Last Updated 19 September 2019, 14:03 IST

As Mayawati recently accused the Congress of pursuing a 'dogli niti' (double standard), the relationship between the two parties has turned a full circle since Sonia Gandhi had hugged the BSP chief at the swearing-in ceremony of H D Kumaraswamy in May 2018.

Stung by all its MLAs in Rajasthan joining the Congress, Mayawati has gone hammer and tongs against the grand old party, accusing it of being “untrustworthy and betrayer”.

But a closer look at the developments in the past one year shows that Mayawati herself is to be, partly if not substantially, blamed for this impasse to which Congress-BSP relation has reached.

The party founded by her mentor Kanshi Ram has always been in a make-and-break alliance mode, dumping allies one after another, a phenomenon which continued till recently.

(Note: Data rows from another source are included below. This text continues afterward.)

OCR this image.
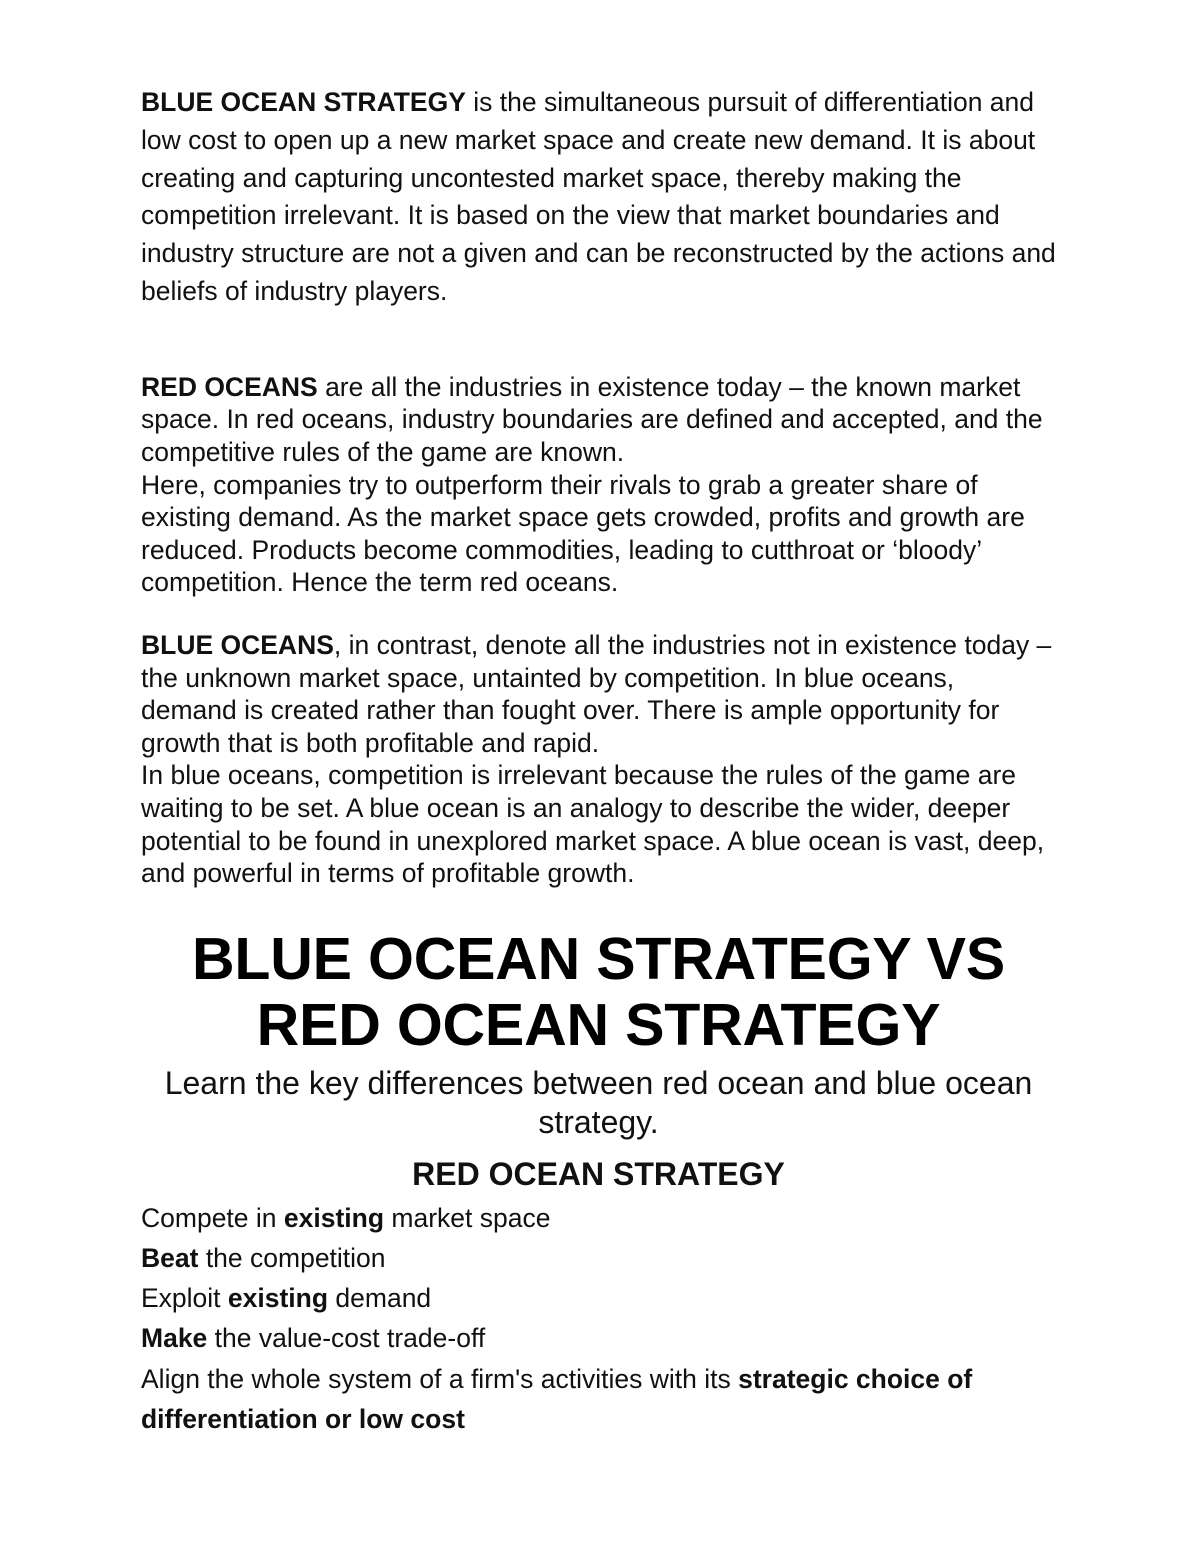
BLUE OCEAN STRATEGY is the simultaneous pursuit of differentiation and low cost to open up a new market space and create new demand. It is about creating and capturing uncontested market space, thereby making the competition irrelevant. It is based on the view that market boundaries and industry structure are not a given and can be reconstructed by the actions and beliefs of industry players.

RED OCEANS are all the industries in existence today – the known market space. In red oceans, industry boundaries are defined and accepted, and the competitive rules of the game are known.
Here, companies try to outperform their rivals to grab a greater share of existing demand. As the market space gets crowded, profits and growth are reduced. Products become commodities, leading to cutthroat or ‘bloody’ competition. Hence the term red oceans.

BLUE OCEANS, in contrast, denote all the industries not in existence today – the unknown market space, untainted by competition. In blue oceans, demand is created rather than fought over. There is ample opportunity for growth that is both profitable and rapid.
In blue oceans, competition is irrelevant because the rules of the game are waiting to be set. A blue ocean is an analogy to describe the wider, deeper potential to be found in unexplored market space. A blue ocean is vast, deep, and powerful in terms of profitable growth.

BLUE OCEAN STRATEGY VS RED OCEAN STRATEGY

Learn the key differences between red ocean and blue ocean strategy.

RED OCEAN STRATEGY
Compete in existing market space
Beat the competition
Exploit existing demand
Make the value-cost trade-off
Align the whole system of a firm's activities with its strategic choice of differentiation or low cost
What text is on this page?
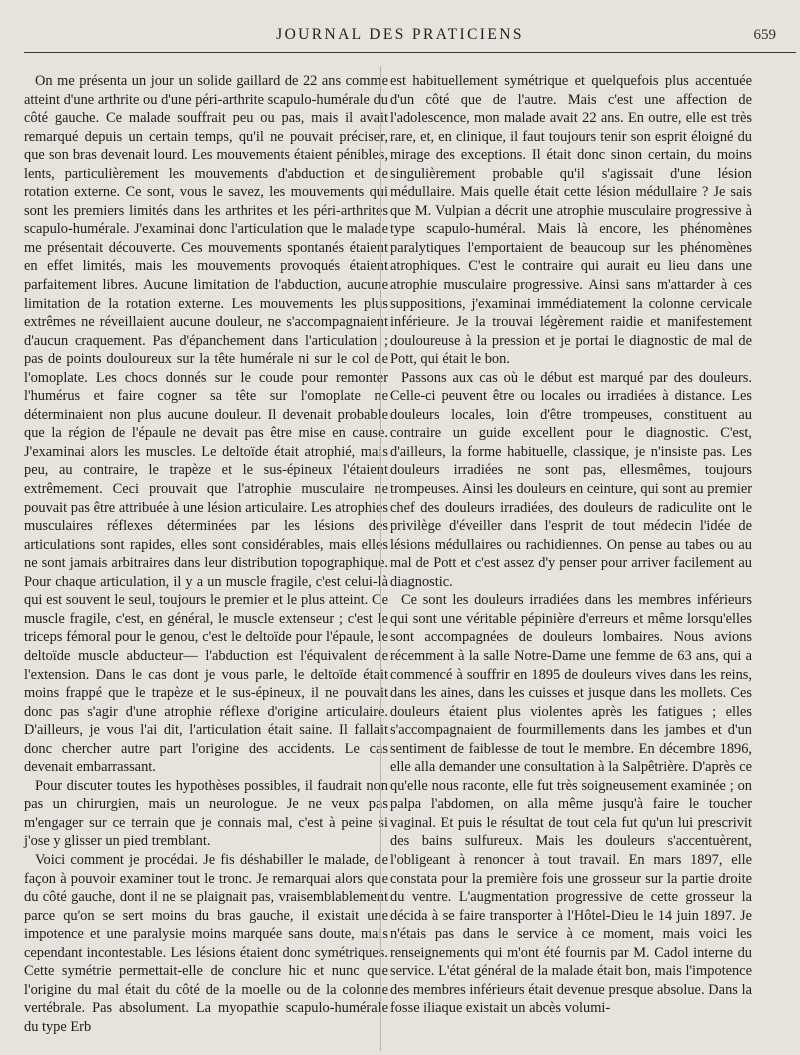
JOURNAL DES PRATICIENS	659

On me présenta un jour un solide gaillard de 22 ans comme atteint d'une arthrite ou d'une péri-arthrite scapulo-humérale du côté gauche. Ce malade souffrait peu ou pas, mais il avait remarqué depuis un certain temps, qu'il ne pouvait préciser, que son bras devenait lourd. Les mouvements étaient pénibles, lents, particulièrement les mouvements d'abduction et de rotation externe. Ce sont, vous le savez, les mouvements qui sont les premiers limités dans les arthrites et les péri-arthrites scapulo-humérale. J'examinai donc l'articulation que le malade me présentait découverte. Ces mouvements spontanés étaient en effet limités, mais les mouvements provoqués étaient parfaitement libres. Aucune limitation de l'abduction, aucune limitation de la rotation externe. Les mouvements les plus extrêmes ne réveillaient aucune douleur, ne s'accompagnaient d'aucun craquement. Pas d'épanchement dans l'articulation ; pas de points douloureux sur la tête humérale ni sur le col de l'omoplate. Les chocs donnés sur le coude pour remonter l'humérus et faire cogner sa tête sur l'omoplate ne déterminaient non plus aucune douleur. Il devenait probable que la région de l'épaule ne devait pas être mise en cause. J'examinai alors les muscles. Le deltoïde était atrophié, mais peu, au contraire, le trapèze et le sus-épineux l'étaient extrêmement. Ceci prouvait que l'atrophie musculaire ne pouvait pas être attribuée à une lésion articulaire. Les atrophies musculaires réflexes déterminées par les lésions des articulations sont rapides, elles sont considérables, mais elles ne sont jamais arbitraires dans leur distribution topographique. Pour chaque articulation, il y a un muscle fragile, c'est celui-là qui est souvent le seul, toujours le premier et le plus atteint. Ce muscle fragile, c'est, en général, le muscle extenseur ; c'est le triceps fémoral pour le genou, c'est le deltoïde pour l'épaule, le deltoïde muscle abducteur— l'abduction est l'équivalent de l'extension. Dans le cas dont je vous parle, le deltoïde était moins frappé que le trapèze et le sus-épineux, il ne pouvait donc pas s'agir d'une atrophie réflexe d'origine articulaire. D'ailleurs, je vous l'ai dit, l'articulation était saine. Il fallait donc chercher autre part l'origine des accidents. Le cas devenait embarrassant.

Pour discuter toutes les hypothèses possibles, il faudrait non pas un chirurgien, mais un neurologue. Je ne veux pas m'engager sur ce terrain que je connais mal, c'est à peine si j'ose y glisser un pied tremblant.

Voici comment je procédai. Je fis déshabiller le malade, de façon à pouvoir examiner tout le tronc. Je remarquai alors que du côté gauche, dont il ne se plaignait pas, vraisemblablement parce qu'on se sert moins du bras gauche, il existait une impotence et une paralysie moins marquée sans doute, mais cependant incontestable. Les lésions étaient donc symétriques. Cette symétrie permettait-elle de conclure hic et nunc que l'origine du mal était du côté de la moelle ou de la colonne vertébrale. Pas absolument. La myopathie scapulo-humérale du type Erb

est habituellement symétrique et quelquefois plus accentuée d'un côté que de l'autre. Mais c'est une affection de l'adolescence, mon malade avait 22 ans. En outre, elle est très rare, et, en clinique, il faut toujours tenir son esprit éloigné du mirage des exceptions. Il était donc sinon certain, du moins singulièrement probable qu'il s'agissait d'une lésion médullaire. Mais quelle était cette lésion médullaire ? Je sais que M. Vulpian a décrit une atrophie musculaire progressive à type scapulo-huméral. Mais là encore, les phénomènes paralytiques l'emportaient de beaucoup sur les phénomènes atrophiques. C'est le contraire qui aurait eu lieu dans une atrophie musculaire progressive. Ainsi sans m'attarder à ces suppositions, j'examinai immédiatement la colonne cervicale inférieure. Je la trouvai légèrement raidie et manifestement douloureuse à la pression et je portai le diagnostic de mal de Pott, qui était le bon.

Passons aux cas où le début est marqué par des douleurs. Celle-ci peuvent être ou locales ou irradiées à distance. Les douleurs locales, loin d'être trompeuses, constituent au contraire un guide excellent pour le diagnostic. C'est, d'ailleurs, la forme habituelle, classique, je n'insiste pas. Les douleurs irradiées ne sont pas, ellesmêmes, toujours trompeuses. Ainsi les douleurs en ceinture, qui sont au premier chef des douleurs irradiées, des douleurs de radiculite ont le privilège d'éveiller dans l'esprit de tout médecin l'idée de lésions médullaires ou rachidiennes. On pense au tabes ou au mal de Pott et c'est assez d'y penser pour arriver facilement au diagnostic.

Ce sont les douleurs irradiées dans les membres inférieurs qui sont une véritable pépinière d'erreurs et même lorsqu'elles sont accompagnées de douleurs lombaires. Nous avions récemment à la salle Notre-Dame une femme de 63 ans, qui a commencé à souffrir en 1895 de douleurs vives dans les reins, dans les aines, dans les cuisses et jusque dans les mollets. Ces douleurs étaient plus violentes après les fatigues ; elles s'accompagnaient de fourmillements dans les jambes et d'un sentiment de faiblesse de tout le membre. En décembre 1896, elle alla demander une consultation à la Salpêtrière. D'après ce qu'elle nous raconte, elle fut très soigneusement examinée ; on palpa l'abdomen, on alla même jusqu'à faire le toucher vaginal. Et puis le résultat de tout cela fut qu'un lui prescrivit des bains sulfureux. Mais les douleurs s'accentuèrent, l'obligeant à renoncer à tout travail. En mars 1897, elle constata pour la première fois une grosseur sur la partie droite du ventre. L'augmentation progressive de cette grosseur la décida à se faire transporter à l'Hôtel-Dieu le 14 juin 1897. Je n'étais pas dans le service à ce moment, mais voici les renseignements qui m'ont été fournis par M. Cadol interne du service. L'état général de la malade était bon, mais l'impotence des membres inférieurs était devenue presque absolue. Dans la fosse iliaque existait un abcès volumi-
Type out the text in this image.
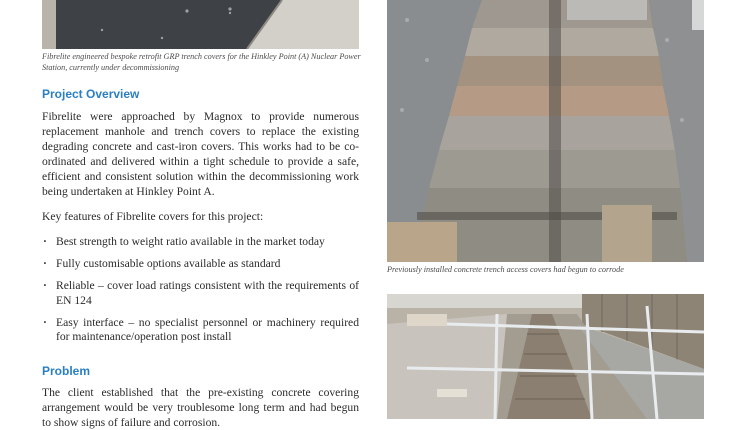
Fibrelite engineered bespoke retrofit GRP trench covers for the Hinkley Point (A) Nuclear Power Station, currently under decommissioning
Project Overview

Fibrelite were approached by Magnox to provide numerous replacement manhole and trench covers to replace the existing degrading concrete and cast-iron covers. This works had to be co-ordinated and delivered within a tight schedule to provide a safe, efficient and consistent solution within the decommissioning work being undertaken at Hinkley Point A.

Key features of Fibrelite covers for this project:

· Best strength to weight ratio available in the market today
· Fully customisable options available as standard
· Reliable – cover load ratings consistent with the requirements of EN 124
· Easy interface – no specialist personnel or machinery required for maintenance/operation post install
Problem

The client established that the pre-existing concrete covering arrangement would be very troublesome long term and had begun to show signs of failure and corrosion.

Previously installed concrete trench access covers had begun to corrode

Many Congressmen believe that Rajasthan Chief Minister Ashok Gehlot’s swift midnight operation was in a way a case of paying back in the same coin. The move left Mayawati squirming, whose party had made a tough but unfruitful bargain in seat-sharing negotiations during last year Assembly polls in Madhya Pradesh, Rajasthan and Chhattisgarh. Eventually, both the parties blamed each other for the failure to strike a pre-poll alliance.

“Communal forces are getting strengthened due to Congress’s political doublespeak. Instead of weakening communal forces, Congress is busy weakening those who raise their voice against them (communal forces),” Mayawati had said on Wednesday. Mayawati had earlier alleged that poaching of BSP MLAs in Rajasthan once again proved that the Congress party is “untrustworthy and a betrayer.”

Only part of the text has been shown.